Belleğimizi zorlamanın gereği yok. Çok yakınlara gelelim. Suriye ve Kobani’de yaşanan vahşete! Hâlâ kaç bin kadına tecavüz edildi, kaç bin kadın satıldı ve hâlâ kaç bin kadın, erkek iktidar gücünün uygulama ve kendini gösterme malzemesi olarak acı çekiyor, belli değil. Bu konularda da sokağın duyduğu bir vicdan ağrısı varsa, bunun varlığı nasıl ölçülür? Şimdiye kadar “Suriyeli Göçmenler” meselesi, ısırdığımız bir lokma kadar çenemizi yordu mu acaba?  Yine sokağı es geçelim; bu konuda, en çok duyarlı olması gereken yazarlara, aydınlara düşen görev, sorumluluk ne kadar yerine getiriliyor?
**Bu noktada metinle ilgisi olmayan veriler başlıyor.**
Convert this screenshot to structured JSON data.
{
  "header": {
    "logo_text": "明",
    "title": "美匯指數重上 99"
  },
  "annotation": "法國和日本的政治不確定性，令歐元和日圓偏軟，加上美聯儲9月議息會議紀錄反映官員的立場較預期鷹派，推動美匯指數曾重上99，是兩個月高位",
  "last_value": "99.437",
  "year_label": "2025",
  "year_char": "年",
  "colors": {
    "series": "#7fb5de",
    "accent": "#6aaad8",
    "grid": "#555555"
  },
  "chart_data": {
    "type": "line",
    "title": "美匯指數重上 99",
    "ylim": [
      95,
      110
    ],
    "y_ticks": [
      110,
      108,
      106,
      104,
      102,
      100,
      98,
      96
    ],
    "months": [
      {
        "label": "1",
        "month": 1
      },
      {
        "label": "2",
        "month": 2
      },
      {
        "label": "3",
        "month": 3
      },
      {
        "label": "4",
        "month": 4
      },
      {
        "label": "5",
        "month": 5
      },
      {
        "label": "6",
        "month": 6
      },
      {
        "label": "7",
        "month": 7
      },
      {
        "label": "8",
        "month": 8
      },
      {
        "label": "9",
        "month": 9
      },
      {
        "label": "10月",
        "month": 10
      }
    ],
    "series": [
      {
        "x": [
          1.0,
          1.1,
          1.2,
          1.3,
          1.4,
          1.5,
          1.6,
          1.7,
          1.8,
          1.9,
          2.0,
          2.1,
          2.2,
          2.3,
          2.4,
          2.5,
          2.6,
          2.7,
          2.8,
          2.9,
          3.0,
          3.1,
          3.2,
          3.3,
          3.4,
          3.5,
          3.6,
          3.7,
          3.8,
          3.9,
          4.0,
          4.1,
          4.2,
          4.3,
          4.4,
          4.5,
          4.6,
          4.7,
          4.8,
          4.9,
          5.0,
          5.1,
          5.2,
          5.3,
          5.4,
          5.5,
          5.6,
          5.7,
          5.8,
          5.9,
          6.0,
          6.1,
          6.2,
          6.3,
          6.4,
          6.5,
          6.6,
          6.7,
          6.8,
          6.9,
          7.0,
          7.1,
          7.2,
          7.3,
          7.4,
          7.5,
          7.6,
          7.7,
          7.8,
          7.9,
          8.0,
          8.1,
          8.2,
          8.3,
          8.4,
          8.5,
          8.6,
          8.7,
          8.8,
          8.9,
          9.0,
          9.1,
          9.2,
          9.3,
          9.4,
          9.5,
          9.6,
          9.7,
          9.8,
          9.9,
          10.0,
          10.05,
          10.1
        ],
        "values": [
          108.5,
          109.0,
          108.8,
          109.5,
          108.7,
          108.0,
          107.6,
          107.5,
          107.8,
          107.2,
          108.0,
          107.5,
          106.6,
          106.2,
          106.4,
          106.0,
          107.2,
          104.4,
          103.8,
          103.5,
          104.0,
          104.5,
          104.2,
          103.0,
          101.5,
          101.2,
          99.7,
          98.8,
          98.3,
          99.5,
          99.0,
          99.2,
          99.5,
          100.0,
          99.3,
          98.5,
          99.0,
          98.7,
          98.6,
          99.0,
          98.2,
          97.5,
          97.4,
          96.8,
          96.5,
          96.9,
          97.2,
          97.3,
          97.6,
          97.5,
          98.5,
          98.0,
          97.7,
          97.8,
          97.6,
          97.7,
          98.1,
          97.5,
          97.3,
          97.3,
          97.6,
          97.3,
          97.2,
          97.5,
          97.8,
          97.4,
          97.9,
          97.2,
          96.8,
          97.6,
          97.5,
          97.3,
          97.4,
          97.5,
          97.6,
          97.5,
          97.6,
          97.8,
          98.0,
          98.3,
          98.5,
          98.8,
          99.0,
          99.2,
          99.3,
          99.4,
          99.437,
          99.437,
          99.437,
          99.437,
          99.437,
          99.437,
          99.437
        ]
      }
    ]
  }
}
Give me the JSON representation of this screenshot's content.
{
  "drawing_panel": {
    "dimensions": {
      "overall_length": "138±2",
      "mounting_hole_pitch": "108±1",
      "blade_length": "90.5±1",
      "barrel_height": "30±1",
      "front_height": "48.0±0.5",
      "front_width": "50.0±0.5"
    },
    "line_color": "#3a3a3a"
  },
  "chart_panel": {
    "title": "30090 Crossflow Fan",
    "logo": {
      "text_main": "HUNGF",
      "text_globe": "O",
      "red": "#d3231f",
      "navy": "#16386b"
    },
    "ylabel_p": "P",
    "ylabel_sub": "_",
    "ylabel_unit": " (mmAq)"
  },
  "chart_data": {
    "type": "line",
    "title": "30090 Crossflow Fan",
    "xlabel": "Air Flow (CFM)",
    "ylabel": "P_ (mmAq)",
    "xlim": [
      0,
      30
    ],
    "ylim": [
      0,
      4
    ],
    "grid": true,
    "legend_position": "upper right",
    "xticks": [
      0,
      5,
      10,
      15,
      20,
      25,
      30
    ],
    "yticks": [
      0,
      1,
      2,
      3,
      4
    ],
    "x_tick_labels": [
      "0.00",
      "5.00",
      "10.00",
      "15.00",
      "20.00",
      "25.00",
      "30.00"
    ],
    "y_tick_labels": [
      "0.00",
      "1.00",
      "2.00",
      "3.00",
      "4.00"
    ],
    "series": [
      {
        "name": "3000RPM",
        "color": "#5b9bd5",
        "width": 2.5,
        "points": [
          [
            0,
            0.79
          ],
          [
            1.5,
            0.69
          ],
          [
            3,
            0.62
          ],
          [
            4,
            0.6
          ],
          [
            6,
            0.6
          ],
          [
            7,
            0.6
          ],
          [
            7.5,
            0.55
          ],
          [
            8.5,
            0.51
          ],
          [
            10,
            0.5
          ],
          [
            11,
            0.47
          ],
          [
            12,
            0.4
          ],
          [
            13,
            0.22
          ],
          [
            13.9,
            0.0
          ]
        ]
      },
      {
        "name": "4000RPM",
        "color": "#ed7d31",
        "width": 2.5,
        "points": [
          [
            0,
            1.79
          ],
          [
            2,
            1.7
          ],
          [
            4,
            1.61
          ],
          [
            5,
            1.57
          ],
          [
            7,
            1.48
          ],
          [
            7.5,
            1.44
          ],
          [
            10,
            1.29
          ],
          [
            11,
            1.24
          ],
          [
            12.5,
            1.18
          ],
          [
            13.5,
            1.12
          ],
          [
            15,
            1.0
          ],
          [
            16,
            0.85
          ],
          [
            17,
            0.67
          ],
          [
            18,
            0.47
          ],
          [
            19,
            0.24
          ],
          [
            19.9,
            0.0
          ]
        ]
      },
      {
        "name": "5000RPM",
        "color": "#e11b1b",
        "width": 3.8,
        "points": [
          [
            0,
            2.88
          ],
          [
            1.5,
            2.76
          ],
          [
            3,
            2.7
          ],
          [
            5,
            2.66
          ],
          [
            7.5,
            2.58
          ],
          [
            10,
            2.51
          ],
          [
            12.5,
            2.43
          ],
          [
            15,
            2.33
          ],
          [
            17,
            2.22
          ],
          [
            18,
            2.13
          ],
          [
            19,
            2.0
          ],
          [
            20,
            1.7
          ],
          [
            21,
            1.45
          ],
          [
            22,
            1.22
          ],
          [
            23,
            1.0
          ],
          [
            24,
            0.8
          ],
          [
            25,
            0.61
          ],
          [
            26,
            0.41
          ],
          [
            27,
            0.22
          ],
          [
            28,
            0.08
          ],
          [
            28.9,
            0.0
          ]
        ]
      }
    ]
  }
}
Vahşetin sorumlularına “katil” diye şiir yazan bir şair değildi Onur Kılıç. Tutuklandı; çıktı. Bütün şair ve yazarlar kendilerini tutuklatsın diye bir önerimiz elbette yok. Özgürlük değerlidir. Ama insan ve toplum da değerlidir. Onur Kılıç’tan önce şairlerin de en az Onur kadar onurlu ve cesaretli olması beklenirdi. Yoksa kendini dışarda tutan bir haletiruhiye ile “bize ne oldu böyle” hüzündürüklerinin beş paralık bir romantizmi yok.

Yakın zamanda IŞİD; Asuri, Süryani ve Keldani’lerden oluşan 200 kişi kaçırmış. Daha önce de böyle kaçırmalar olmuş ve hepsi de vahşice öldürülmüştü. Turabdin Platformu bu konuda bir açıklama yaptı.  Metin şöyle bitiyor; “Her şeyin sonunda, düşmanlarımızın sözlerini değil, dostlarımızın sessizliğini hatırlayacağız”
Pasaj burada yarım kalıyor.